House (1981) mengemukakan bahwa dukungan sosial memiliki empat fungsi, diantaranya:
a)        Emotional Support,
b)        Appraisal support,
c)         Informational support,
d)        Instrumental support,



2)      Kepribadian
Diantar tipe atau karakteristik kepribadian tersebut adalah sebagai berikut:
a)      Hardiness (Ketabahan, Daya tahan)
Tipe kepribadian yang yang ditandai dengan komitmen. Seperti yang dikemukakan Suzanne Kobasa (1979) hardiness menjelaskan ketiga karakteristik tersebut sebagai berikut:
(1)   Commitment
(2)   Internal Locus Control
(3)   Challange
b)     Optimism
“Suatu kecenderungan umum untuk mengharapkan hasil-hasil yang baik” (Weiten/Lloyd, 1994: 90). Sikap sesorang opitmis memungkin seseorang untuk meng “cope” stres secara lebih efektif, dan dapat mereduksi dampaknya, yaitu jatuh sakit.
c)      Humoris
Orang yang humoris cenderung lebih toleran dalam menghadapi situasi stres dari pada orang yang tidak senang humor.
1)      Rational-Emotive Therapy
Suatu pendekatan terapi yang memfokuskan kepada upaya untuk mengubah pola berfikir klien yang irrasional sehingga dapat mengurangi gangguan emosi atau perilaku yang meladaptif. 

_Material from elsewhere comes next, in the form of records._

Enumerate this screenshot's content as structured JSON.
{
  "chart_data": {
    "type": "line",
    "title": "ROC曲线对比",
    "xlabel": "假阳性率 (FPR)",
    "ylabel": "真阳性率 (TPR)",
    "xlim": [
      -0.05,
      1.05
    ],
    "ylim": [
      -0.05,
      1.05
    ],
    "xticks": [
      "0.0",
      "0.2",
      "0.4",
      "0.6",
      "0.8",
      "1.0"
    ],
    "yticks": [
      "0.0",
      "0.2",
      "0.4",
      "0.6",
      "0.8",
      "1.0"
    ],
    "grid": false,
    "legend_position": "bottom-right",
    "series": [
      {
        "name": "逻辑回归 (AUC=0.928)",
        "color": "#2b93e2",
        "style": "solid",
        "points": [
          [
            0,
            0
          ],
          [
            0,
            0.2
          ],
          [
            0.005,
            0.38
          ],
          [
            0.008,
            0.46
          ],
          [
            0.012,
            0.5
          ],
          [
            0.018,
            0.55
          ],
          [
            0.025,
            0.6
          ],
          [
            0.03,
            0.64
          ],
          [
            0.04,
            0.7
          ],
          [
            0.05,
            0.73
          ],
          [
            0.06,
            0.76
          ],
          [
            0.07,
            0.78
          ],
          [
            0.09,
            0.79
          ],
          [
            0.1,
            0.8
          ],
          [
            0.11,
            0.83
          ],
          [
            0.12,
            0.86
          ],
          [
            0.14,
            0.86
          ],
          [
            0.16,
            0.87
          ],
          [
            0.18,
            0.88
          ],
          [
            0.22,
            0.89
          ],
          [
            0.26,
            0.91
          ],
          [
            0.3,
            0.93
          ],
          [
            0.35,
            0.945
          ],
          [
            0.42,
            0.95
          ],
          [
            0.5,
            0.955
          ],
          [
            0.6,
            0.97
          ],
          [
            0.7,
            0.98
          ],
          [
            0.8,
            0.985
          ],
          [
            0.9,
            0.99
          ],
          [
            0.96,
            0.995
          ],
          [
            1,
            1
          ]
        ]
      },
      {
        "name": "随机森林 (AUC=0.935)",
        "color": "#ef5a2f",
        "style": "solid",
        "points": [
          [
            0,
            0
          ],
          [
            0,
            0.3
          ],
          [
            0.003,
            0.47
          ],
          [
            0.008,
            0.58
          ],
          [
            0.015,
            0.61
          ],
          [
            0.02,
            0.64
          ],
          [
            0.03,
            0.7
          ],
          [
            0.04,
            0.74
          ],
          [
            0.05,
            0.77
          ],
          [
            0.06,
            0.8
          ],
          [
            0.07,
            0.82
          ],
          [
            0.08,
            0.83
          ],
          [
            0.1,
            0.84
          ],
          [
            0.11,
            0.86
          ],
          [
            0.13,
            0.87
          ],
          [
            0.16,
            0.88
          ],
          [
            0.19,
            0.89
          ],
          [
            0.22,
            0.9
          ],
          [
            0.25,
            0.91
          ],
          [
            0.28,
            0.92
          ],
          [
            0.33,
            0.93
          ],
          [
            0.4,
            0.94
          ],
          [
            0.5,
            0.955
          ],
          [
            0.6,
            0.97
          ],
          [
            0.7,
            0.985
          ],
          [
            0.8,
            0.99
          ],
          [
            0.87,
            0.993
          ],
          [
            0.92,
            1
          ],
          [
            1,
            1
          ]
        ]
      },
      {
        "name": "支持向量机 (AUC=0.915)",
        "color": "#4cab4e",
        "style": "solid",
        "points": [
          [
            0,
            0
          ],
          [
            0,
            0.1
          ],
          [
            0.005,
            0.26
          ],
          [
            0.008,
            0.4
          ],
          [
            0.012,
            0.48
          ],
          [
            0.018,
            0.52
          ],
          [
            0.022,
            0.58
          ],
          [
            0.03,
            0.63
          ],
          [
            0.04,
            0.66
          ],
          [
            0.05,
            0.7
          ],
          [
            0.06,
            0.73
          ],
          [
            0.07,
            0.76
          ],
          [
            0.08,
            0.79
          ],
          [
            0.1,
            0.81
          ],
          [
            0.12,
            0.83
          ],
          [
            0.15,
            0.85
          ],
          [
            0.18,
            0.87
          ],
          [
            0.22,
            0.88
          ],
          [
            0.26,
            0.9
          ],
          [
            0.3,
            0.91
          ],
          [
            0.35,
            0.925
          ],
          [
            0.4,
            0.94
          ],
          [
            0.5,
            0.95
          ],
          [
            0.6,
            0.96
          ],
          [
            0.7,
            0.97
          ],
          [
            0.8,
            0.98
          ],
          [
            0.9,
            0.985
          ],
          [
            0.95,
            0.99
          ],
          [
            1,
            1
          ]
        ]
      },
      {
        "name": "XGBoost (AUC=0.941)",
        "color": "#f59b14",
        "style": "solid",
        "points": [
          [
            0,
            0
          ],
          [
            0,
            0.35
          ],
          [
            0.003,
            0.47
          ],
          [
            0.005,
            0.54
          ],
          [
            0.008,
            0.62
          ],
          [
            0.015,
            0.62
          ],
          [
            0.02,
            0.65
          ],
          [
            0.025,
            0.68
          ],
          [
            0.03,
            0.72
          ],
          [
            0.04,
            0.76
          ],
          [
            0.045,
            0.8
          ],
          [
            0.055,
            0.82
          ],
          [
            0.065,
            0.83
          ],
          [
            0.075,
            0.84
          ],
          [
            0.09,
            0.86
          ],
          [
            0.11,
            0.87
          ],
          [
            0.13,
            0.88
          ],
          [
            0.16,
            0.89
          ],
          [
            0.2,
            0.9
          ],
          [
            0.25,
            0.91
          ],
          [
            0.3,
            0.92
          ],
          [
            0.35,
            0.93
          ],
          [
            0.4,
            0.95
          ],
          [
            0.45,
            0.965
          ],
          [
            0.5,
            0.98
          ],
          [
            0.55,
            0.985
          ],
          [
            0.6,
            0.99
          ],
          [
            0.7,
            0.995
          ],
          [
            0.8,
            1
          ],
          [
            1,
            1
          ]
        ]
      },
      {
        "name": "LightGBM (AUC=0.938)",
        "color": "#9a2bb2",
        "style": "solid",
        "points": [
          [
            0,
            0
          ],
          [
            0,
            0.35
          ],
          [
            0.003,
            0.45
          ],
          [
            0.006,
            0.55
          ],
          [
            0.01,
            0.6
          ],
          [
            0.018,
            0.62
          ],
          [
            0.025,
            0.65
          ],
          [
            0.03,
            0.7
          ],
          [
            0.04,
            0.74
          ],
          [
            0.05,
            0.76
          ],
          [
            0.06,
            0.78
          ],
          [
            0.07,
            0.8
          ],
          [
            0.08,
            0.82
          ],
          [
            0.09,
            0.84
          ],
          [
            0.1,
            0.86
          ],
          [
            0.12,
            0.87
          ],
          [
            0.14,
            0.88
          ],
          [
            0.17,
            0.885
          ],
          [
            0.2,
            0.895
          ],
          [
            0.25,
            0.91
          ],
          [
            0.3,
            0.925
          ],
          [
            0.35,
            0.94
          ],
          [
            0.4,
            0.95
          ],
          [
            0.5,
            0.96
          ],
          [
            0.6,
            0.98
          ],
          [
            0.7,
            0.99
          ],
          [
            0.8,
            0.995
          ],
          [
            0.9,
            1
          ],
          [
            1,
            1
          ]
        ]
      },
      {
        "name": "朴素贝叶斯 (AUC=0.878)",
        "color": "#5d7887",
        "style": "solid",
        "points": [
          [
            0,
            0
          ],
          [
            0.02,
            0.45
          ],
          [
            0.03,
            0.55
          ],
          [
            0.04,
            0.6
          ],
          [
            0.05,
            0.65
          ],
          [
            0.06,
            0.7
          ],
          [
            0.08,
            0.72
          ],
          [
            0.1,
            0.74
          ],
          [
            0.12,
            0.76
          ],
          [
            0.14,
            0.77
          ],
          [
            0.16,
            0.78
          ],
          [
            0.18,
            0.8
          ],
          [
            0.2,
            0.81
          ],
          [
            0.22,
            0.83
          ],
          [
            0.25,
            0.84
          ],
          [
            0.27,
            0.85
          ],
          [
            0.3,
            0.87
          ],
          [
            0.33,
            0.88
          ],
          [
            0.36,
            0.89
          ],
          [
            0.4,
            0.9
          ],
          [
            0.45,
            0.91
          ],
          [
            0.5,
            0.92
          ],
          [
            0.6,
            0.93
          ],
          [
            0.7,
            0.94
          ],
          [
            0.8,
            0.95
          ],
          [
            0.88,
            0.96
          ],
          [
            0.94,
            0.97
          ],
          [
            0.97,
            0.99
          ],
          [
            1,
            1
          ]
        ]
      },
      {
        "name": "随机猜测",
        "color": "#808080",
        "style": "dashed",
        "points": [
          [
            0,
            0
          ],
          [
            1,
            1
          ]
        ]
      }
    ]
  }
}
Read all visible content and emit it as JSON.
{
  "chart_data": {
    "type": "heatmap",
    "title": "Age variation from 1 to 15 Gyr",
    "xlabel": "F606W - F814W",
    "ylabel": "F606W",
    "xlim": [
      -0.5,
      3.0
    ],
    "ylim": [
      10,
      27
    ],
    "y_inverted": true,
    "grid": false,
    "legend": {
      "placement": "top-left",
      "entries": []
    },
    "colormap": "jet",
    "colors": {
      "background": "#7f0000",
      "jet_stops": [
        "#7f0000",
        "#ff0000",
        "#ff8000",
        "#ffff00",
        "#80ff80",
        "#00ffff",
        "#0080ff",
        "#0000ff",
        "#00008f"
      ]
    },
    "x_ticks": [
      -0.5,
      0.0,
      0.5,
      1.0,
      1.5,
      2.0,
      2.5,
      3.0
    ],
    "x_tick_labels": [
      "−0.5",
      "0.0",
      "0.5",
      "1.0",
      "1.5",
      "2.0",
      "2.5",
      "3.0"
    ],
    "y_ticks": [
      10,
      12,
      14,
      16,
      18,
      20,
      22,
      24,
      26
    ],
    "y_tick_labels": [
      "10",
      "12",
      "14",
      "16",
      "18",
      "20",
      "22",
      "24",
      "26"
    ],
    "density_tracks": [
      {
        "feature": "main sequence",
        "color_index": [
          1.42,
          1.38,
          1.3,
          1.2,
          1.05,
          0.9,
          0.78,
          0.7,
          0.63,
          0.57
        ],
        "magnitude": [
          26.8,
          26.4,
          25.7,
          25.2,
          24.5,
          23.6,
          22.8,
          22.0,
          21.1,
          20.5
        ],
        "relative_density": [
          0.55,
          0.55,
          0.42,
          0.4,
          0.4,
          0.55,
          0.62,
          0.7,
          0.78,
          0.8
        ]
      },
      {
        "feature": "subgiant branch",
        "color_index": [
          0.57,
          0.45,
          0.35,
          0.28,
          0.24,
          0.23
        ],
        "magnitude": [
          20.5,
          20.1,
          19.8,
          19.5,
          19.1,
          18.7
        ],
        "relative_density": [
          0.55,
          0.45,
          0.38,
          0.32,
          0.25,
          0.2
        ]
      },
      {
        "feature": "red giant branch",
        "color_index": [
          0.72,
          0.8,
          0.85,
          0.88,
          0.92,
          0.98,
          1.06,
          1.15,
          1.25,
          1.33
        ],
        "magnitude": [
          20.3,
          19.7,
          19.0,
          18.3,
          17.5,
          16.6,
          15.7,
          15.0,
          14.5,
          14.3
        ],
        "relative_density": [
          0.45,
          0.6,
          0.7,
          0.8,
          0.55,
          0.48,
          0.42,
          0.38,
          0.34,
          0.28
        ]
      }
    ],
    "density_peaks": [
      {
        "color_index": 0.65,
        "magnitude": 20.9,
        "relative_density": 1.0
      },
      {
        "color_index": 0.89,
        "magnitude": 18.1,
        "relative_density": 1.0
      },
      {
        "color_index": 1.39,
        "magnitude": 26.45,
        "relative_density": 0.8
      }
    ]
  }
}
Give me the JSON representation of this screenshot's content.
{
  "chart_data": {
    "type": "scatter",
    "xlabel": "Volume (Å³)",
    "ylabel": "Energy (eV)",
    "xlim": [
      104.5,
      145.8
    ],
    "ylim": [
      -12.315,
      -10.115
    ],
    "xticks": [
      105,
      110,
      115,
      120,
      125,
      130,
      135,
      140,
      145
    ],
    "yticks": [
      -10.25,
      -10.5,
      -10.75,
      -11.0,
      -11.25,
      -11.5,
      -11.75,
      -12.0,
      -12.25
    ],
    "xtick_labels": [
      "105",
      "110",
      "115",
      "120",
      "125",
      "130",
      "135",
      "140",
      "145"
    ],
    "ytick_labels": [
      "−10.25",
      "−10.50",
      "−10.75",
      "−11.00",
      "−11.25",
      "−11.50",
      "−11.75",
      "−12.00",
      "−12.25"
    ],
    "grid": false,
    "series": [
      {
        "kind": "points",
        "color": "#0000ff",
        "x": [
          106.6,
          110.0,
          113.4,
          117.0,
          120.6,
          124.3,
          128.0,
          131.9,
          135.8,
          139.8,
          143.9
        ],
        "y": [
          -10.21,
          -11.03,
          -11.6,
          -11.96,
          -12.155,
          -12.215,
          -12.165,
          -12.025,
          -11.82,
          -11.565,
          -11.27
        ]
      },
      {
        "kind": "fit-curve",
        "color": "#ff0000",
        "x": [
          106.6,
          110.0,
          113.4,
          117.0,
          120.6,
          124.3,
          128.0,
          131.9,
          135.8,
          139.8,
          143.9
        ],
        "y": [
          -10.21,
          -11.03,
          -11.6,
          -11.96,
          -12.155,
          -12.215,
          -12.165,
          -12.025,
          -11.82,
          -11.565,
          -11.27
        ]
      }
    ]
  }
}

Albert Ellis mengemukakan Sesorang yang memiliki pikiran irrasional seperti diatas akan rentan stres, sebab suasana kehidupan nyata sangat berbeda dengan apa yang dia inginkan.
2)      Meditasi
Merupakan latihan mental untuk memfokuskan kesadaran atau perhatian dengan cara yang nonanalitis (Weiten & Lloyd, 1994). Meditasi sudah banyak digunakan orang sebagai metode untuk mengatasi stres.


3)      Relaksi
Lehrer & Woolfolk (1984), mengemukakan relaksi dapat mengatasi kekalutan emosi dan mereduksi masalah fisiologis (gangguan atau penyakir fisik).
4)      Mengamalkan ajaran agama sebagai wujud keimanan kepada Tuhan.
Kualitas keimanan seseorang tampak dari caranya beribadah kepada Allah baik yang bersifat ibadah mahdlah (hablumminallah) maupun ibadah goir mahdlah (hablumminannaas). Seseorang yang taat beribadah dan memahami makna subtansi ibadah tersebut, maka dia akan memiliki sifat-sifat pribadi yang positif (berakhlak mulia), sehingga dia mampu mengelola hidup dan kehidupannya (baik dalam tataran personal maupun sosial), secara sehat, bermanfaat, atau bermakna.